Chad Ochocinco’s In-Season Diet Was Absolutely Insane

The menu included McDonald's, fried chicken and lots of frosting

chad johnson diet
Body by macaroni and cheese.
Photo by Cliff Hawkins/Getty Images

In a recent episode of the I AM Athlete Podcast, a weekly, unscripted show hosted by former NFL players Chad Ochocinco, Brandon Marshall, Fred Taylor and Channing Crowder, Ochocino revealed his playing-days diet to guest Cam Newton. It’s an adventure:

  • Breakfast: McDonald’s hotcakes with sausage, sausage McMuffin and a large orange juice
  • Snack: Pop Tarts (strawberry frosted) and six boiled eggs
  • Lunch: Bahama Breeze curry chicken pasta, extra chicken and no aparagus
  • Dinner: Three legs of fried chicken, candied yams, macaroni and cheese, sweet water cornbread, and a slice of chocolate cake

Unsurprisingly, Newton struggled to take Ochocinco’s “meal prep” seriously, and collapsed into laughter after the erstwhile Cincinnati Bengal specified that the chocolate cake should be “chocolate frosting, yellow cake.” Making the interchange all the more hilarious? Newton is an on-the-record vegan (after years as a pescatarian), and like many players throughout the league these days, is obsessive about what he puts in his body.

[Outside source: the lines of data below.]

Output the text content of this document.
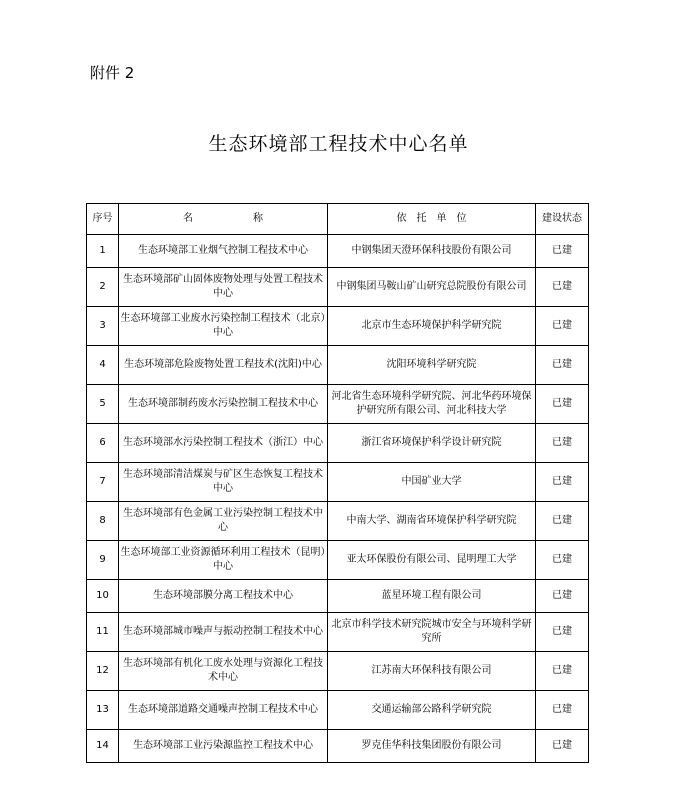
附件 2
生态环境部工程技术中心名单
序号	名　　　　　　称	依　托　单　位	建设状态
1	生态环境部工业烟气控制工程技术中心	中钢集团天澄环保科技股份有限公司	已建
2	生态环境部矿山固体废物处理与处置工程技术中心	中钢集团马鞍山矿山研究总院股份有限公司	已建
3	生态环境部工业废水污染控制工程技术（北京）中心	北京市生态环境保护科学研究院	已建
4	生态环境部危险废物处置工程技术(沈阳)中心	沈阳环境科学研究院	已建
5	生态环境部制药废水污染控制工程技术中心	河北省生态环境科学研究院、河北华药环境保护研究所有限公司、河北科技大学	已建
6	生态环境部水污染控制工程技术（浙江）中心	浙江省环境保护科学设计研究院	已建
7	生态环境部清洁煤炭与矿区生态恢复工程技术中心	中国矿业大学	已建
8	生态环境部有色金属工业污染控制工程技术中心	中南大学、湖南省环境保护科学研究院	已建
9	生态环境部工业资源循环利用工程技术（昆明）中心	亚太环保股份有限公司、昆明理工大学	已建
10	生态环境部膜分离工程技术中心	蓝星环境工程有限公司	已建
11	生态环境部城市噪声与振动控制工程技术中心	北京市科学技术研究院城市安全与环境科学研究所	已建
12	生态环境部有机化工废水处理与资源化工程技术中心	江苏南大环保科技有限公司	已建
13	生态环境部道路交通噪声控制工程技术中心	交通运输部公路科学研究院	已建
14	生态环境部工业污染源监控工程技术中心	罗克佳华科技集团股份有限公司	已建
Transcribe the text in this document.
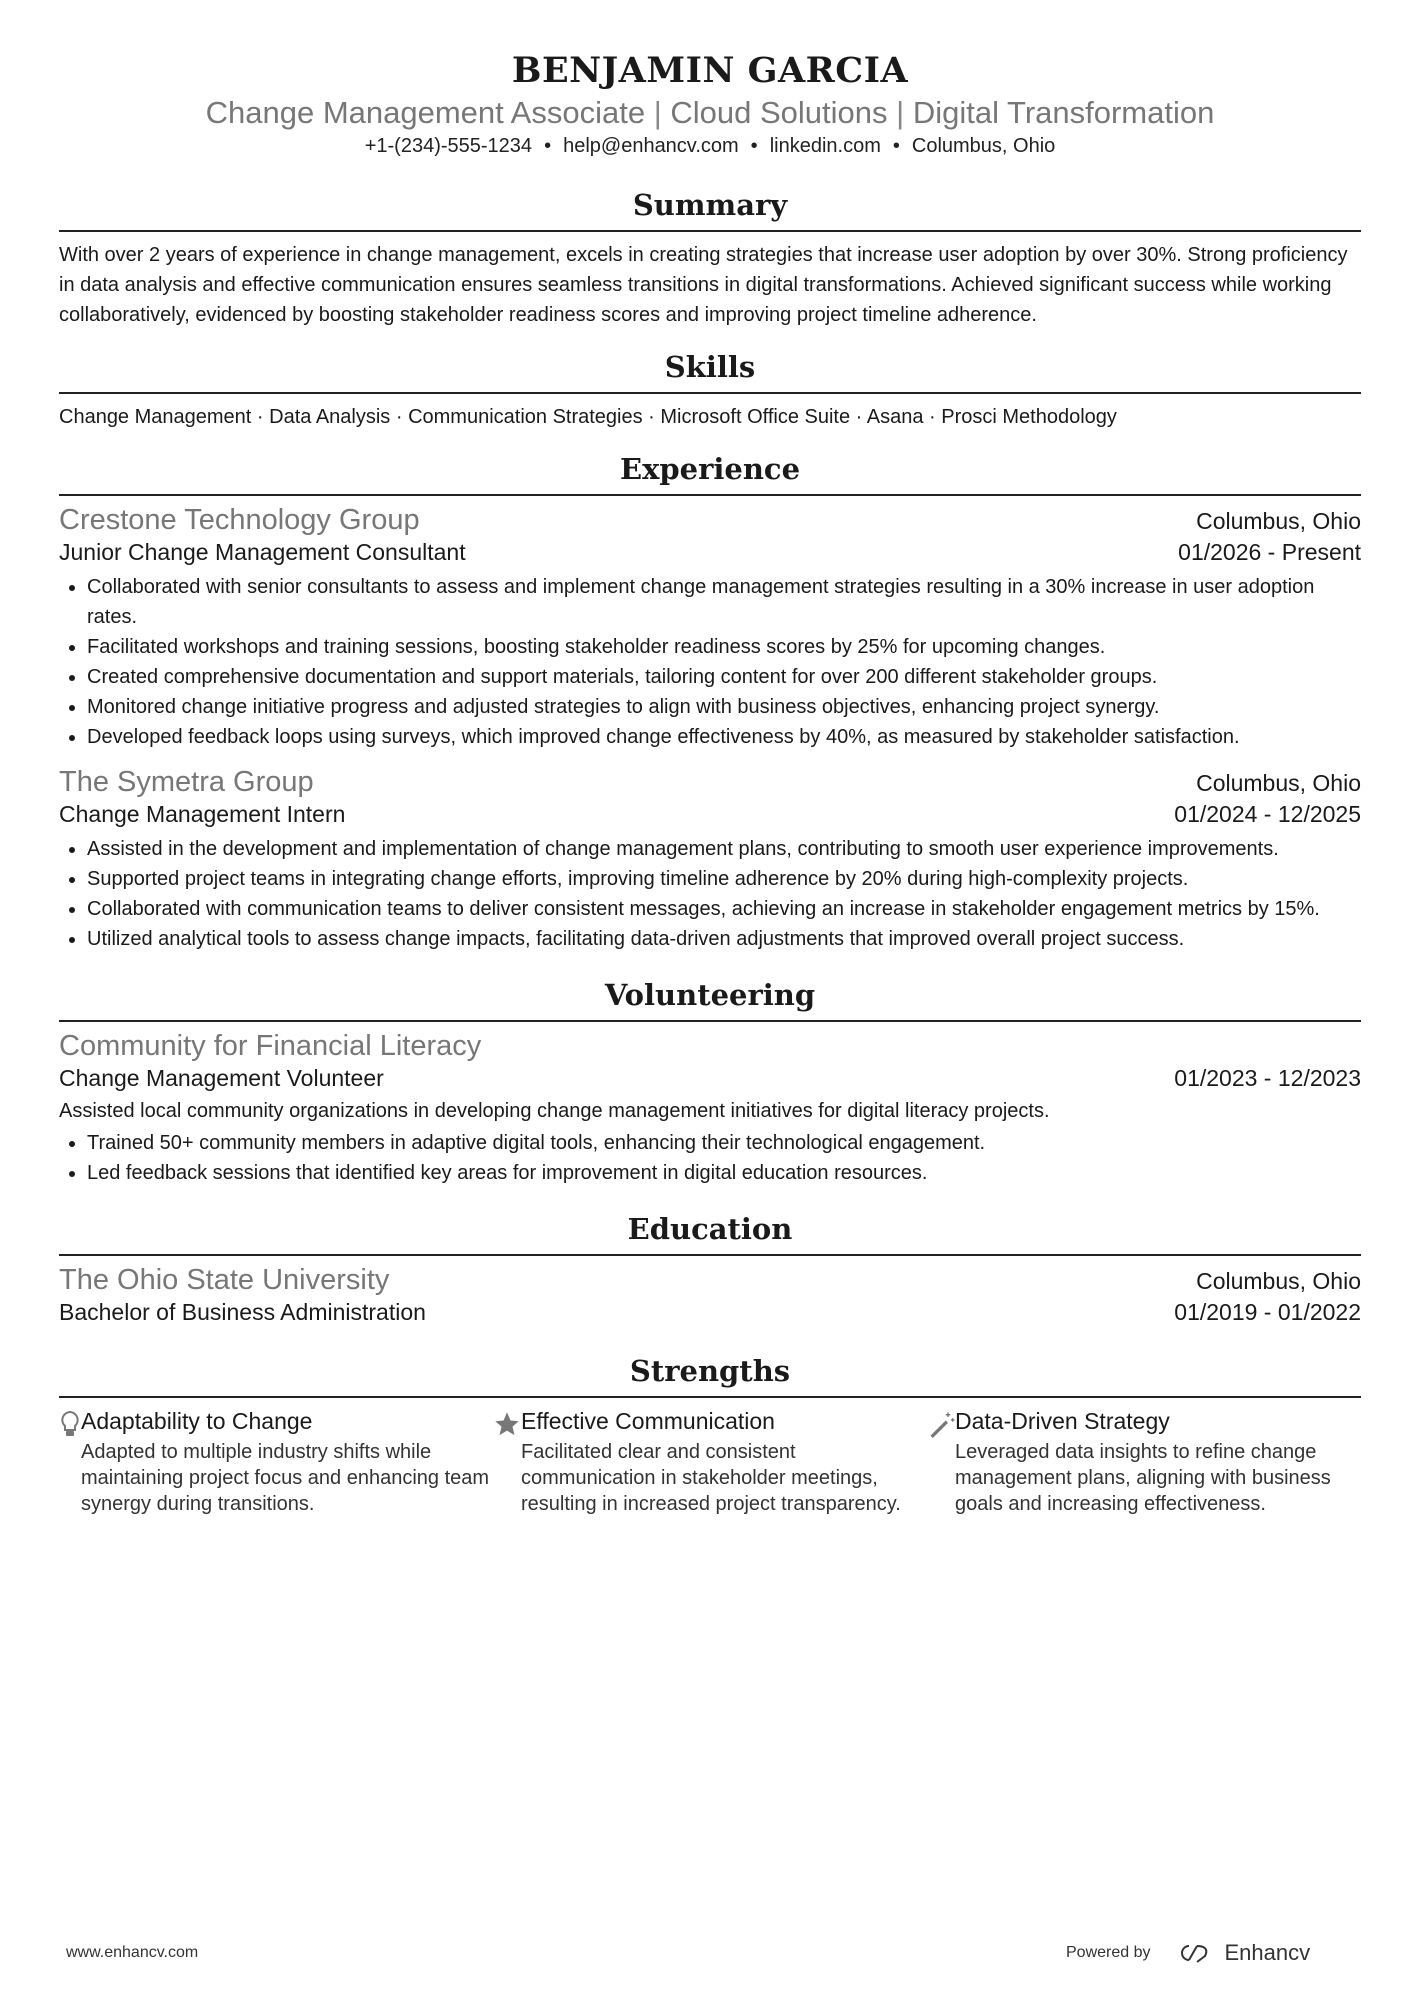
BENJAMIN GARCIA
Change Management Associate | Cloud Solutions | Digital Transformation
+1-(234)-555-1234 • help@enhancv.com • linkedin.com • Columbus, Ohio
Summary
With over 2 years of experience in change management, excels in creating strategies that increase user adoption by over 30%. Strong proficiency in data analysis and effective communication ensures seamless transitions in digital transformations. Achieved significant success while working collaboratively, evidenced by boosting stakeholder readiness scores and improving project timeline adherence.
Skills
Change Management · Data Analysis · Communication Strategies · Microsoft Office Suite · Asana · Prosci Methodology
Experience
Crestone Technology Group	Columbus, Ohio
Junior Change Management Consultant	01/2026 - Present
• Collaborated with senior consultants to assess and implement change management strategies resulting in a 30% increase in user adoption rates.
• Facilitated workshops and training sessions, boosting stakeholder readiness scores by 25% for upcoming changes.
• Created comprehensive documentation and support materials, tailoring content for over 200 different stakeholder groups.
• Monitored change initiative progress and adjusted strategies to align with business objectives, enhancing project synergy.
• Developed feedback loops using surveys, which improved change effectiveness by 40%, as measured by stakeholder satisfaction.
The Symetra Group	Columbus, Ohio
Change Management Intern	01/2024 - 12/2025
• Assisted in the development and implementation of change management plans, contributing to smooth user experience improvements.
• Supported project teams in integrating change efforts, improving timeline adherence by 20% during high-complexity projects.
• Collaborated with communication teams to deliver consistent messages, achieving an increase in stakeholder engagement metrics by 15%.
• Utilized analytical tools to assess change impacts, facilitating data-driven adjustments that improved overall project success.
Volunteering
Community for Financial Literacy
Change Management Volunteer	01/2023 - 12/2023
Assisted local community organizations in developing change management initiatives for digital literacy projects.
• Trained 50+ community members in adaptive digital tools, enhancing their technological engagement.
• Led feedback sessions that identified key areas for improvement in digital education resources.
Education
The Ohio State University	Columbus, Ohio
Bachelor of Business Administration	01/2019 - 01/2022
Strengths
Adaptability to Change
Adapted to multiple industry shifts while maintaining project focus and enhancing team synergy during transitions.
Effective Communication
Facilitated clear and consistent communication in stakeholder meetings, resulting in increased project transparency.
Data-Driven Strategy
Leveraged data insights to refine change management plans, aligning with business goals and increasing effectiveness.
www.enhancv.com	Powered by	Enhancv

Ochocinco sounds obsessive too; he’s just clearly a bit more concerned with flavor than nutrition. This is — to put it mildly — an absolutely batshit daily menu for a professional athlete. But especially for a successful professional athlete, who spent 10 years in the NFL and, at one point, didn’t miss a game for six years. Keep in mind: the average wide receiver spends just 2.81 years playing professionally. Not to mention, Ochocinco last played in 2011 — the majority of his career occurred before the NFL overhauled its rules surrounding hits on “defenseless” receivers. That frosting-fueled body needed to withstand some serious wear and tear.

We can’t know for sure how much of this is a podcast bit (the show is selling T-shirts printed with “Ocho Vs. Science”), but it’s possible that Ochocinco, an otherworldly talent long known to have diabolical discipline in the weight room, just figured out a way to sweat himself into football shape while still indulging on salt, sugar and fat. The sheer amount of calories actually would help him put on muscle — a concept known as “dirty bulking.” And there is no one-size-fits-all diet. Ochocinco could’ve placebo’d himself into thinking that his body ran better on heavy foods. Consider: despite the recent wave of plant-based athletes (including the first overall pick in this year’s NBA draft, Cade Cunningham), some pros still feel more comfortable with relying on meat as their primary protein source.

Should that meat be sausage McMuffins and fried chicken? Probably not. Ochocinco managed to stay on the field for much of his career, but it’s possible that he could’ve been even more dominant if he’d mixed in a couple vegetables. After all, the last quarterback who threw passes to Ochocinco — a guy who reportedly eats 80% vegetables and would melt into a puddle if he touched a Pop Tart — is still in the league a decade later.